NASA has begun construction on a space telescope that is specifically designed to detect asteroids. Called the NEO Surveyor, it will watch for asteroids that might pose a danger to Earth.
“NEO” stands for Near-Earth Object. Many near-Earth objects like asteroids and comets might regularly cross Earth’s orbit and could smash into Earth eventually. Most of them are small enough to burn up harmlessly in the atmosphere and just show up as “shooting stars.”
A few of them may pose a danger. Scientists suspect that a comet that exploded in Earth’s atmosphere caused the Tunguska event of 1908, which flattened about 2,000 square kilometers of forest and left charred and fallen trees behind.
A large asteroid caused a mass extinction event that wiped out most of the dinosaurs. Skywatchers and astronomers say that, if it can happen once, it can happen again.
Dangerous asteroids can be deflected, but first scientists need to find them.
Earlier this year, NASA tested a long-proposed method for deflecting asteroids with the DART mission. This mission sent a small robotic probe to slam into a small asteroid orbiting a bigger asteroid to change the course of its orbit.
The test succeeded. In fact, it changed the asteroid’s orbit slightly more than expected, though scientists say that part of the “extra” change might be caused by some of the asteroid’s material spraying off when the spacecraft hit it. The European Space Agency plans to send a follow-up mission called HERA in October 2024 to make closer observations of DART’s effect.
Before asteroids can be deflected, mission planners have to know they exist. NASA’s Planetary Defense Coordination Office (PDCO) intends NEO Surveyor to watch for these potentially dangerous asteroids. This new telescope will help NASA fill objectives outlined in the NASA Authorization Act of 2005, which ordered NASA to discover and categorize at least 90% of near-Earth objects over 140 meters in diameter that come within 30 million miles of Earth’s orbit.
“NEO Surveyor represents the next generation for NASA’s ability to quickly detect, track, and characterize potentially hazardous near-Earth objects,” said Lindley Johnson, NASA’s Planetary Defense Officer at PDCO.
The NEO Surveyor will include infrared sensors capable of finding asteroids that are hard to spot using visible wavelengths. Ground-based telescopes have difficulty finding these asteroids because most infrared light is filtered out as it passes through Earth’s atmosphere.
NEO Surveyor can also detect asteroids that might approach Earth from the direction of the Sun or have orbits that lead or follow Earth as it orbits the Sun. Scientists discovered the first known Earth Trojan that accompanies Earth in its orbit in 2011. These asteroids are hard to spot because the sun’s glare can drown them out.

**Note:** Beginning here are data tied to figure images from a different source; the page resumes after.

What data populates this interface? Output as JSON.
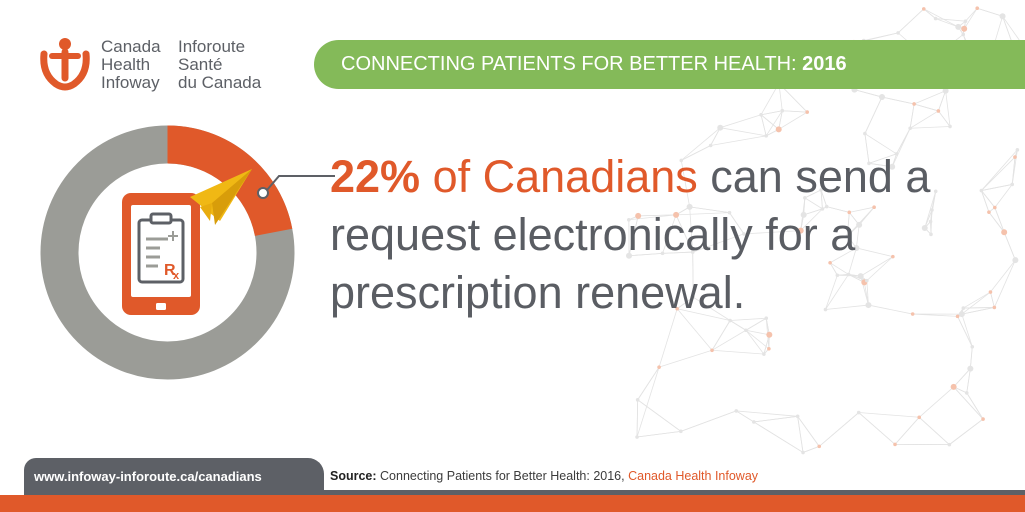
{
  "logo": {
    "line1_en": "Canada",
    "line2_en": "Health",
    "line3_en": "Infoway",
    "line1_fr": "Inforoute",
    "line2_fr": "Santé",
    "line3_fr": "du Canada",
    "icon": "infoway-person-logo-icon"
  },
  "banner": {
    "text": "CONNECTING PATIENTS FOR BETTER HEALTH: ",
    "year": "2016"
  },
  "stat": {
    "percent_label": "22%",
    "highlight_rest": " of Canadians",
    "rest": " can send a request electronically for a prescription renewal.",
    "value_fraction": 0.22
  },
  "icons": {
    "device": "tablet-prescription-icon",
    "send": "paper-plane-icon"
  },
  "footer": {
    "url": "www.infoway-inforoute.ca/canadians",
    "source_label": "Source:",
    "source_text": " Connecting Patients for Better Health: 2016, ",
    "source_org": "Canada Health Infoway"
  },
  "colors": {
    "orange": "#e0592a",
    "grey": "#9b9c97",
    "dark_grey": "#5d6066",
    "green": "#84ba59",
    "yellow": "#f0b814"
  }
}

Mission developers and manufacturers are already working on the instruments and some of the components of NEO Observer, including composite struts that will separate the instruments from the main body of the spacecraft to protect them from excess heat from the electronics. This helps the infrared detectors avoid returning false readings that might be caused by the waste heat generated by the rest of the spacecraft. Manufacturers also plan to fabricate the mirror from a solid block of aluminum using a custom-built diamond-turning machine to shape it.
“The project team, including all of our institutional and industrial collaborators, is already very busy designing and fabricating components that will ultimately become flight hardware,” said Tom Hoffman, NEO Surveyor project manager at JPL. “As the mission enters this new phase, we’re excited to be working on this unique space telescope and are already looking forward to our launch and the start of our important mission.”